RALEIGH, N.C. (WNCN) – As more people go online looking for love, federal agencies like the FBI and FTC say romance scams are rising.

Gone are the times when a scammer would try and romance you with cards and letters.

Now they use technology to try and trick you and it’s more effective for the criminals because there are so many variations to the scam.

“You start to type and develop an emotional relationship without meeting a person or talking,” said Wired Editor-in-Chief Nick Thompson.

And as romance scammers get more and more information, they find out the best ways to manipulate you.

“It’s a situation where we’ve given up lots of data—we’re emotionally vulnerable and become susceptible marks,” said Thompson. “That’s why it’s growing.”
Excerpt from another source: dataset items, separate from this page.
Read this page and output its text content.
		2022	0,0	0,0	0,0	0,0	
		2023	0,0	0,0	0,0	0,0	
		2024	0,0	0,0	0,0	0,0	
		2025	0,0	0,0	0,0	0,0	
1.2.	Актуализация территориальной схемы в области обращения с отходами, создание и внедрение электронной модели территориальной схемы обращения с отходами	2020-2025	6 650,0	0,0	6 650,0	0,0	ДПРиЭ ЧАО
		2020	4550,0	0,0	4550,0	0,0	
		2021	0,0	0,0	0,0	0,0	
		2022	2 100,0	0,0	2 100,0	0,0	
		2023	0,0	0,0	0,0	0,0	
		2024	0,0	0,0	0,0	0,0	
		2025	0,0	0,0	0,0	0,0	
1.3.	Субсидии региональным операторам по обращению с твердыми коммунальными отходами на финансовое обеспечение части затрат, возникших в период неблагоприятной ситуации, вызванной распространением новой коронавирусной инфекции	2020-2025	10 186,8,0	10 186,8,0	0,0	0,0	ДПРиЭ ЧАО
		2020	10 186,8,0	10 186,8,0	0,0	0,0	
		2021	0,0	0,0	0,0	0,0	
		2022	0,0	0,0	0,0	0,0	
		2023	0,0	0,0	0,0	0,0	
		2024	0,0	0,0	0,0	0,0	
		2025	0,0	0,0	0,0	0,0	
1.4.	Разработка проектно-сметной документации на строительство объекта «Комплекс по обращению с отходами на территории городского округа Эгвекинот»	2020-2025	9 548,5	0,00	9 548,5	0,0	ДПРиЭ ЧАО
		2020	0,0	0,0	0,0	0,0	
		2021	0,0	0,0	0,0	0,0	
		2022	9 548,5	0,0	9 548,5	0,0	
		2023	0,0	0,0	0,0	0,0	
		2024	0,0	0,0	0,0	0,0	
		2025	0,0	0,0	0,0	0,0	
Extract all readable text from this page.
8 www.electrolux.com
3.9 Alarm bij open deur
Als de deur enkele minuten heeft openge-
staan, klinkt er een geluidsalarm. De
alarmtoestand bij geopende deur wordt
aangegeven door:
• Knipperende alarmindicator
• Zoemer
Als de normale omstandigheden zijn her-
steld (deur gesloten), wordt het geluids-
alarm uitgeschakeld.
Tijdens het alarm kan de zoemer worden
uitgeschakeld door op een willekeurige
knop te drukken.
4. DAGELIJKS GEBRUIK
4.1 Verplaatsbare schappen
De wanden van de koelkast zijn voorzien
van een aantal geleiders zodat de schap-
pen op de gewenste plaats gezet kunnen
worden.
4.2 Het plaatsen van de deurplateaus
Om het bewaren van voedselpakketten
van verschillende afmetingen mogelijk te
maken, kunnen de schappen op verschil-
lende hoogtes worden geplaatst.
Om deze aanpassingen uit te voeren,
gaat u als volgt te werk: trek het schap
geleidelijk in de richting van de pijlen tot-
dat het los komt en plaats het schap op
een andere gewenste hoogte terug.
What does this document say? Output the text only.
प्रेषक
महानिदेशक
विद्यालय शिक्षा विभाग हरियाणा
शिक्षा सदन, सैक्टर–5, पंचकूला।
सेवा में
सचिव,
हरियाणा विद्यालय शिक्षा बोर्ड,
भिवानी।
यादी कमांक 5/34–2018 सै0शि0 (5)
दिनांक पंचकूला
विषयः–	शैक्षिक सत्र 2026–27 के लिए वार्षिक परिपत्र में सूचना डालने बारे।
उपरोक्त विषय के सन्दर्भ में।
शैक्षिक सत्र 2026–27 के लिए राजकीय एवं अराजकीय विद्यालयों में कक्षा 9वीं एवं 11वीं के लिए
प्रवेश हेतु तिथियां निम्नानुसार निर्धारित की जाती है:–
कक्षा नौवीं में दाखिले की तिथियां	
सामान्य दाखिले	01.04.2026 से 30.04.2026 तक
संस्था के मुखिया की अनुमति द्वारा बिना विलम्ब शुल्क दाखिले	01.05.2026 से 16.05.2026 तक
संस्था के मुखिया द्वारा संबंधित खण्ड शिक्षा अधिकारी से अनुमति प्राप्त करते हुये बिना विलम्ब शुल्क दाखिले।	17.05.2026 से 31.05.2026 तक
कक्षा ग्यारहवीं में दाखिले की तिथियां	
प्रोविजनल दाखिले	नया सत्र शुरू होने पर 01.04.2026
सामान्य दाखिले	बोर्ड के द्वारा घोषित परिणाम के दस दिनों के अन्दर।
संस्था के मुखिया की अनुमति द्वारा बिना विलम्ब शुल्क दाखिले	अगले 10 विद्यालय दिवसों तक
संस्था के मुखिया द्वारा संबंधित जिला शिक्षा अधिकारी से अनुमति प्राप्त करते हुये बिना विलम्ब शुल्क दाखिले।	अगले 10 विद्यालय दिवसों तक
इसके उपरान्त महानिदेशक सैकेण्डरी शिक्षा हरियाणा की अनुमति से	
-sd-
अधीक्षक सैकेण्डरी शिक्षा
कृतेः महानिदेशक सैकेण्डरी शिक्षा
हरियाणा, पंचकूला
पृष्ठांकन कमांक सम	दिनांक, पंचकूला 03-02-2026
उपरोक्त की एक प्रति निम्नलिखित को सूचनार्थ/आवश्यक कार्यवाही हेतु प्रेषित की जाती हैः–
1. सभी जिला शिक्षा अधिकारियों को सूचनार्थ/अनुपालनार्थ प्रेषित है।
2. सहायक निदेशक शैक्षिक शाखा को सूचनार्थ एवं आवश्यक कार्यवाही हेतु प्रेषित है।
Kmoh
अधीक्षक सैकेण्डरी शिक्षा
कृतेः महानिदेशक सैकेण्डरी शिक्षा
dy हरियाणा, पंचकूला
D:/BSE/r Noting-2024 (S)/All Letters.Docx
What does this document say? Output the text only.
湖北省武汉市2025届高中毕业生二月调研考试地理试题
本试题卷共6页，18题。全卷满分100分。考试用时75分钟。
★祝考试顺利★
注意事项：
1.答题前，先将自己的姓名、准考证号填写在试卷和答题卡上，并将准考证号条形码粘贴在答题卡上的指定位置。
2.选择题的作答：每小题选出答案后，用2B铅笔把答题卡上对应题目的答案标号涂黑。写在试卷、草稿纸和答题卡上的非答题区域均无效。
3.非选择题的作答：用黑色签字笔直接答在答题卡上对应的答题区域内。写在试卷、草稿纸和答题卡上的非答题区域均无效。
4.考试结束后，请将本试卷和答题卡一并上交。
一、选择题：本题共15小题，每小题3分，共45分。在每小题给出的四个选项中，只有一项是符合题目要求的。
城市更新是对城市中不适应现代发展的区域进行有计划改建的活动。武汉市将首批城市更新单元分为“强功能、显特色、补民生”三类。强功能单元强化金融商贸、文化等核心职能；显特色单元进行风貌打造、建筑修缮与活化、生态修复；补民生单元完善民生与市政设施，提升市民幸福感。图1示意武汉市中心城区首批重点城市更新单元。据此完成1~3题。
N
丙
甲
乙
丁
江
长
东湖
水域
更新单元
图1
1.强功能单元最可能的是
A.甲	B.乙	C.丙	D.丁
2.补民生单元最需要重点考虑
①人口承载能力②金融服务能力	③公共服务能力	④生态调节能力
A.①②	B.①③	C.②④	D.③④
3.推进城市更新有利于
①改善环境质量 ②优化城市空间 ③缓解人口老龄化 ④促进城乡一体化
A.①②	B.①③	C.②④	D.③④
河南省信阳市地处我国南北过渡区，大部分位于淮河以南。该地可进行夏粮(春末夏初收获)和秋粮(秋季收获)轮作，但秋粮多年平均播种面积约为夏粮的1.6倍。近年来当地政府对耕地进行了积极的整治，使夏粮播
Federal authorities said more than 21,000 people were victimized by romance scams last year, losing more than $143 million.

“Unfortunately, senior citizens are the most targeted,” said Kayla Gilbert of the BBB of Eastern NC. “They lose an average of $10,000 to a romance scam.”

Romance scammers hide behind a computer screen creating fake profiles and will often rip off pictures from elsewhere pretending it’s them.

 One way to check a photo is with Google’s revere photo lookup.

You can also go to an online investigative service website called “Social Catfish.”

It’s a pay service that has everything you need in one location.

It has a reverse photo lookup feature as well as ways to help you check email addresses, phone numbers and online profiles.

Because romance scammers skirt the law, most of them never get caught.

“They are heartless criminals,” said North Carolina Attorney General Josh Stein. “Most of the are generally located abroad. They find people who are lonely and connect with them on social media.”

If you’re on a social media dating site, romance scammers will try to get you to take your conversations private so no one else can see what’s going on.

 Red flags abound when it comes to these scams.

  • Be wary of someone who never wants to meet in person
  • Relentless messaging to keep the conversation going
  • Efforts to develop the relationship quickly
  • Requests for money

And, those requests for money can be sneaky.

“You’re supposed to meet up and they say their car broke down and they need you to wire them maybe $100 to get it fixed,” said Gilbert. “Requests like that are a huge red flag.”

If you’re in an online relationship with someone you’ve never met and they start asking for money or make other odd requests, put the brakes on and stop.

Tell a friend or relative what’s going on. Show them conversations with this person.

Often someone outside your relationship can help you see what’s really going on.